Here are the pictures as promised.
This is a likely spot for setting a trap. Its at the back of one of my chicken sheds which has a little ditch come soak away to take the rain water from the roof. Any visiting vermin would be quite likely to have a quick scoot along what would appear to it to be a natural highway.



Here are three unset Fenn type traps.



Heres one of the simple tunnels that I mentioned earlier. Its against the law to set Fenns out in the open.



Here's the inside of the tunnel to give you an idea of its construction.



Heres the Fenn in almost the set position. The jaws have been pressed apart and the safety mechanism is now keeping them open.



A blurred finger showing the safety mechanism.



The foot plate is then set but the safety is still kept on. Note the peg which the trap is anchored to the ground with.



The trap is set in the ditch sideways to the tunnel entrances. Now and only now do you release the safety.
The white wire is my electric fence that i have to keep foxes at bay. It doesn't work for mink, rats or stoats.



The trap is fixed with a peg and the tunnel placed carefully over it. The tunnel prevents non target species from being caught in the trap.



I've placed a couple of strategically placed stone to try and guide my prey towards the tunnel and the waiting trap.



Thats about it then. its not rocket science but do watch your fingers.

lachlanandmarcus

  • Joined Aug 2010
  • Aberdeenshire
Re: Stoats
« Reply #3 on: May 07, 2013, 06:47:57 am »
Our stoat didn't kill the chickens but stole all the blue eggs and left the brown ones

Fleecewife

  • Joined May 2010
  • South Lanarkshire
    • ScotHebs
Re: Stoats
« Reply #4 on: May 07, 2013, 09:25:52 am »
Ah - a stoat with a good sense of feng shui  8)
"Let's not talk about what we can do, but do what we can"

There is NO planet B - what are YOU doing to save our home?

Do something today that your future self will thank you for - plant a tree

 Love your soil - it's the lifeblood of your land.

MischieMoo

  • Joined Aug 2012
  • Moray
Re: Stoats
« Reply #5 on: May 24, 2013, 09:59:51 pm »
Thanks for the replies - especially all the trouble you took "Over the Gate" to post the piccies and info.

Think in the first instance we will dig down beside the run and house and ensure that the netting goes down well into the ground and along.  Hopefully this will keep the little pests out!!

clydesdaleclopper

  • Joined Aug 2009
  • Aberdeenshire
Re: Stoats
« Reply #6 on: May 24, 2013, 10:45:40 pm »
Or you could get yourself an Egyptian Mau  :thumbsup:  ours caught 3 stoats last year and you get the bonus of lovely cuddles


Our holding has Anglo Nubian and British Toggenburg goats, Gotland sheep, Franconian Geese, Blue Swedish ducks, a whole load of mongrel hens and two semi-feral children.

jaykay

  • Joined Aug 2012
  • Cumbria/N Yorks border
Re: Stoats
« Reply #7 on: May 25, 2013, 07:00:00 am »
I think my stoats take the occasional egg and maybe even my neighbour's chooks (that's because he doesn't shut them in at night).

I am also sure they take rats.

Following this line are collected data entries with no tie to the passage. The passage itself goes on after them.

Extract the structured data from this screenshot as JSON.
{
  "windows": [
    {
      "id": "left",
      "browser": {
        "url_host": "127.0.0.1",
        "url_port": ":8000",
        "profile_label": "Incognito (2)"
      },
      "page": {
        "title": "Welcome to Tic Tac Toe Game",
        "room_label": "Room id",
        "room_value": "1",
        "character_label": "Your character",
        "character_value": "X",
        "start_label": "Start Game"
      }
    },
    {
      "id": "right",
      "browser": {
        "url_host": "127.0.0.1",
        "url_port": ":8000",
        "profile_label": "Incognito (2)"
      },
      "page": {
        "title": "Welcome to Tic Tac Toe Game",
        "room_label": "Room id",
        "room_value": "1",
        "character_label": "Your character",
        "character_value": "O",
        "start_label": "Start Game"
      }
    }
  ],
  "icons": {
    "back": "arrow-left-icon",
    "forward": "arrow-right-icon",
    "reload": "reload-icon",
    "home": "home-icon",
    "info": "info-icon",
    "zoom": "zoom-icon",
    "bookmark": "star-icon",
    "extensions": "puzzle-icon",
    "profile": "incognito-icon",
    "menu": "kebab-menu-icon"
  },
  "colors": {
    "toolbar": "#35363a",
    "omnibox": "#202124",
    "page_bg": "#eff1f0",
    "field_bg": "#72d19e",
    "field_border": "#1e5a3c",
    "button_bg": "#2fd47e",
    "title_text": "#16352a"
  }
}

So on balance I am happy to live with them.

Cheviot

  • Joined Sep 2012
  • Scottish Borders, north of Moffat
    • Hawkshaw Sheep yarn
Re: Stoats
« Reply #8 on: May 25, 2013, 09:18:55 pm »
Hi,
A stoat caused the worst massacre I ever had 17 quail, 1 cock pheasant, and a very fiesty OEG hen, all in one day  :gloomy:, everything was penned in but the stoat could get through the chicken netting, eventually caught it in a rat trap cage, my OH went for the gun to shoot it, when it almost escaped, and I had to stand on the trap, it had it's head through the mesh and it was strangled before he came back with the gun, I felt quite sad about what I had done, but I dread to think how many more birds it would have killed, if it had escaped.
Regards
Sue
Cheviot, Shetland and Hebridean sheep.